2. **Unexpected Bugs**: All other unmapped error types (e.g., raw network errors, filesystem errors, un-downcast `anyhow::Error`) are treated as internal tool **BUGS**. The framework automatically attaches a `BUG:` stack trace prefix and instructs the user to file a Buganizer ticket at `go/ffx-bug`.

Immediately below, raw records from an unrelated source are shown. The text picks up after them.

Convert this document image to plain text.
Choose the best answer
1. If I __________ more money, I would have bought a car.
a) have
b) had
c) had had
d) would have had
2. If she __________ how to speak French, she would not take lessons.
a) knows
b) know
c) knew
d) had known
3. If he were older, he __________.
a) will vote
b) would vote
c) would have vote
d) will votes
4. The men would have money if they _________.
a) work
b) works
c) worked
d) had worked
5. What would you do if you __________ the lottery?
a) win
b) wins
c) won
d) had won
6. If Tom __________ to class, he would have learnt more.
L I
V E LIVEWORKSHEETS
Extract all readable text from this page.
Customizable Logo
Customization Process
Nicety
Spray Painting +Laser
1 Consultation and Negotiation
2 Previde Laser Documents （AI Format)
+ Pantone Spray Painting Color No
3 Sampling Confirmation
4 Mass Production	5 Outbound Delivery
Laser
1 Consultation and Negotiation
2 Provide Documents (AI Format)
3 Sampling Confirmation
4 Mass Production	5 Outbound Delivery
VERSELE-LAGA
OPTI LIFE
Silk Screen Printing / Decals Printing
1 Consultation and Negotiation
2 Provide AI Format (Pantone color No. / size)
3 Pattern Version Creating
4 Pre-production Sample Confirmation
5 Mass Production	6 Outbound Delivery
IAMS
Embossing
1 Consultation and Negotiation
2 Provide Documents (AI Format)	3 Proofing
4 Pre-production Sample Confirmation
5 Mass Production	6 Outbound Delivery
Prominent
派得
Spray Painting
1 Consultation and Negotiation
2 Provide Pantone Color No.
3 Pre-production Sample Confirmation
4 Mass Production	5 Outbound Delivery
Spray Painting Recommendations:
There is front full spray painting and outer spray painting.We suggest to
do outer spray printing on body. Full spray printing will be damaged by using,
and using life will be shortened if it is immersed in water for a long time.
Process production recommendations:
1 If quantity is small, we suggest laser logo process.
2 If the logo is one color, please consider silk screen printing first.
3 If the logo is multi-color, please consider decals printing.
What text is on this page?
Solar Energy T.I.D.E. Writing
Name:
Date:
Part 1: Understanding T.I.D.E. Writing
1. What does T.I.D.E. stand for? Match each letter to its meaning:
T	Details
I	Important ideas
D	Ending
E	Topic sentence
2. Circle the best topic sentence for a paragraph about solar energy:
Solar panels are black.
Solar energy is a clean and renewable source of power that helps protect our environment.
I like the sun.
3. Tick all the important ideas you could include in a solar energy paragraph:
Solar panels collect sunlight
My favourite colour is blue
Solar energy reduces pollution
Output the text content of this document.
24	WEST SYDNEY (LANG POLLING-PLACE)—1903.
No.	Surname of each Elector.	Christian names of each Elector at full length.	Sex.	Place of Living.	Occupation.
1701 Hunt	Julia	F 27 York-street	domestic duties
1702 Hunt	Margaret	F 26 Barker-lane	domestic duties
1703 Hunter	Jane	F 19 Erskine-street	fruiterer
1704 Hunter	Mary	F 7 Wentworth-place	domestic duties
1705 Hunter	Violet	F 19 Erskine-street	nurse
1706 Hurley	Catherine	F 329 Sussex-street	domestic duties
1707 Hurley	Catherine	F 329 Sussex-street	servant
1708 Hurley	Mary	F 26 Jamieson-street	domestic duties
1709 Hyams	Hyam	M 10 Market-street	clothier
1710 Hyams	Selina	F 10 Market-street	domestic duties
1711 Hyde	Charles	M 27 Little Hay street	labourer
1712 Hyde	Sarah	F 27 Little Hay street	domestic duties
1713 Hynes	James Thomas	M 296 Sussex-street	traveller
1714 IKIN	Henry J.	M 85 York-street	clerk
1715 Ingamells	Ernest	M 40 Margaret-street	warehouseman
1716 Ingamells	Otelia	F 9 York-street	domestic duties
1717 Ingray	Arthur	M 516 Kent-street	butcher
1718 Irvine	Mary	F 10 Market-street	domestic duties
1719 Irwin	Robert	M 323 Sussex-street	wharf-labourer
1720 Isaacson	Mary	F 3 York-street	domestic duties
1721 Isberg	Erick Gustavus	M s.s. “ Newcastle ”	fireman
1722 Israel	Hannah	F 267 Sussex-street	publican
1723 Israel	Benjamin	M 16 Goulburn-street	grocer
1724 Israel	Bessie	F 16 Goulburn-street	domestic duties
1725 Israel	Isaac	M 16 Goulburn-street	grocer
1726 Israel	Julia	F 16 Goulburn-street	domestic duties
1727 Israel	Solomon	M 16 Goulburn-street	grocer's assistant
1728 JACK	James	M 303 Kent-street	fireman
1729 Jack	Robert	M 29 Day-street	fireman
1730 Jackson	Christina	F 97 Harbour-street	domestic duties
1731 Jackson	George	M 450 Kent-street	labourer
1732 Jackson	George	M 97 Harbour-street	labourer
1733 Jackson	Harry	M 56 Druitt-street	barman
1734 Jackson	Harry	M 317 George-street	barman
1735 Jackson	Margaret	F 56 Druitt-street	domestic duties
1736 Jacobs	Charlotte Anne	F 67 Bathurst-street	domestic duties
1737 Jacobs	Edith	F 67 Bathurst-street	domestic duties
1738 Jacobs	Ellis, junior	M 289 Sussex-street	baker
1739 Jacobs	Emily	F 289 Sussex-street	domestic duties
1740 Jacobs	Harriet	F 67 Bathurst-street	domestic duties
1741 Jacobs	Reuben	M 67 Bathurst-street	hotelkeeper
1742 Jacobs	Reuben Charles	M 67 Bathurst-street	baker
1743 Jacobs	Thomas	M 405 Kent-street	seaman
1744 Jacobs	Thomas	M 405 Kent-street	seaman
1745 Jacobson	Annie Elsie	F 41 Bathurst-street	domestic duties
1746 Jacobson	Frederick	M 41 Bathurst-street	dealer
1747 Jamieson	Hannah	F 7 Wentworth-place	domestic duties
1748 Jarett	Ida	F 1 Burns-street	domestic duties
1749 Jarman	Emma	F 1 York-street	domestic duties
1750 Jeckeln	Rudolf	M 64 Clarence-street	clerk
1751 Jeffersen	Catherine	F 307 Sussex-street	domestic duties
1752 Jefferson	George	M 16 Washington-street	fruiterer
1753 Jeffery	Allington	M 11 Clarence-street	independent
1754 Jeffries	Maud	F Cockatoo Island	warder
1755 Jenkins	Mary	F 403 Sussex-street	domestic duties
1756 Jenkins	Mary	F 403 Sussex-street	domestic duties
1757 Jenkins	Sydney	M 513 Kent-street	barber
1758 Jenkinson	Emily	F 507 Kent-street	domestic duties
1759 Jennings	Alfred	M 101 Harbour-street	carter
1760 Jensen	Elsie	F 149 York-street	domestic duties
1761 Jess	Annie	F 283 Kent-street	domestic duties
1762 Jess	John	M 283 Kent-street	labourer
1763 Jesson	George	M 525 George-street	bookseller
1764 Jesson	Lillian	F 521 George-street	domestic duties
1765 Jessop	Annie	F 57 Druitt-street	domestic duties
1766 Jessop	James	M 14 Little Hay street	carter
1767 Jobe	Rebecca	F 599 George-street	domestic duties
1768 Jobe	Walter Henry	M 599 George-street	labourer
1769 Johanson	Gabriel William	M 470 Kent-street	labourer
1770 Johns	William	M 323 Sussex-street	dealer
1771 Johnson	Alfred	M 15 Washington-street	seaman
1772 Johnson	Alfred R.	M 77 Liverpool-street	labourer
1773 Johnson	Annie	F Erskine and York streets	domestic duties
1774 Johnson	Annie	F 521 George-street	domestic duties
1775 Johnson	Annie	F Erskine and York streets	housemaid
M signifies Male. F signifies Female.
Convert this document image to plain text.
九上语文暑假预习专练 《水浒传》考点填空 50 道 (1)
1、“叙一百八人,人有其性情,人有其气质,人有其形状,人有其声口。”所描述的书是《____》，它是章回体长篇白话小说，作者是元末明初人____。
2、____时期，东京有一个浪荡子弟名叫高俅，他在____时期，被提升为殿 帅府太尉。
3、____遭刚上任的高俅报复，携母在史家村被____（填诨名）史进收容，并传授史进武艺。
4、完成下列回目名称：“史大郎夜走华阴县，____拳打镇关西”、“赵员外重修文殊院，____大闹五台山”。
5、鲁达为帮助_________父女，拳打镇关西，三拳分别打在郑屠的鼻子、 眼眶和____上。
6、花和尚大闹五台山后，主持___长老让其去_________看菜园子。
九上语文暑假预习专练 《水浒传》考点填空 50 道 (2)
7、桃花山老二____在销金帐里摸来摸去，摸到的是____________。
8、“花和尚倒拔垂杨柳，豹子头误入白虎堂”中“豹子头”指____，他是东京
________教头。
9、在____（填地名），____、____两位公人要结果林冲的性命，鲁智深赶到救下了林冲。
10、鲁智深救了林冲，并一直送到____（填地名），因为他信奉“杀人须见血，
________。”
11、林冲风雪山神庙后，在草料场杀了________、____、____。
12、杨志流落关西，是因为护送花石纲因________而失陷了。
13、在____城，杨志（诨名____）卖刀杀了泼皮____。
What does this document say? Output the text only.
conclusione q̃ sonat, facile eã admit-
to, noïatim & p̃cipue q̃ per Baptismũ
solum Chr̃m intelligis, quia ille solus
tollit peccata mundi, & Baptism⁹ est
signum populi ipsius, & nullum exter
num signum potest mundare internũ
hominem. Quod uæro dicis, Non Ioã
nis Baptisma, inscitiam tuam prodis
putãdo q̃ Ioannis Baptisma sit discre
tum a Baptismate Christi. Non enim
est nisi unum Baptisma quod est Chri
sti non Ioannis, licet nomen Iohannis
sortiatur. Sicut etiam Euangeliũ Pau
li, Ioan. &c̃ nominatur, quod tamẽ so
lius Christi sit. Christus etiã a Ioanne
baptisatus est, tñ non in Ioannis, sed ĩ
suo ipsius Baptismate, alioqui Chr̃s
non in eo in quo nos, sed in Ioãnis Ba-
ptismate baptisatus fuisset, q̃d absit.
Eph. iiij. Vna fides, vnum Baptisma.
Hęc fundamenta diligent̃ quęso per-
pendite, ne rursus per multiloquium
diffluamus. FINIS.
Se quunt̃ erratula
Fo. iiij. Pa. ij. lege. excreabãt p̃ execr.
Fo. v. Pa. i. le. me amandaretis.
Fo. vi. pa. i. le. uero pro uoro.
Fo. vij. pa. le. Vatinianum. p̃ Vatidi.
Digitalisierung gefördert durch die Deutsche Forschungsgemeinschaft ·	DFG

**Rule of Thumb**: If the failure is caused by bad user input, missing local file configurations, target unavailability, or anything actionable by the end-user, it **MUST** be returned as an explicit `FfxError` using the macro utilities below.
## Error Macro Utilities
The errors library crate (`ffx_error`) provides four main macro entries optimized for plugin development:
### 1. `ffx_error!`
Use this to construct a standalone `FfxError` instance with a simple text string. By default, it associates the failure with an exit status code of `1`.
```rust
use errors::ffx_error;
// Plain string message error
let err = ffx_error!("Target device socket connection refused.");
// Formatted template message error
let err_fmt = ffx_error!("Failed to open file: {}", path.display());
```
### 2. `ffx_error_with_code!`
Use this when the subcommand needs to return a specific non-zero exit status code back to the host shell wrapper script layer.
```rust
use errors::ffx_error_with_code;
// Returns a custom exit code 2 indicating entry mapping target missing
let err = ffx_error_with_code!(2, "Configuration target key not found.");
```
### 3. `ffx_bail!`
A highly convenient control flow macro that constructs an `ffx_error!`, wraps it in an `Err(...)` enum variant, and instantly triggers an early return (`return Err(...)`) from the active function context block.
```rust
use errors::ffx_bail;
if !manifest_path.exists() {
ffx_bail!("Staged flashing manifest path '{}' does not exist.", manifest_path.display());
}
```
### 4. `ffx_bail_with_code!`
Combines custom exit status status codes with immediate control flow bailing early termination.
```rust
use errors::ffx_bail_with_code;
if value.is_null() {
ffx_bail_with_code!(2, "Configuration target key contains no value data mapping.");
}
```
## Structuring Descriptive Error Strings
To guarantee optimal user ergonomics, all error text blocks should follow the imperative style guide rules:
* **Context First**: Explicitly detail *what* operation failed before naming the low-level trigger.
* **Actionable Hints**: Provide explicit instructions or alternative parameters commands if possible (e.g., `"Run ffx doctor --restart-daemon to reset connection state."`).
* **No Engineering Traces**: Keep raw logs, stack dumps, and module path identifiers inside the background file logging layers (`ffx.log`), preserving clean streams for the user console.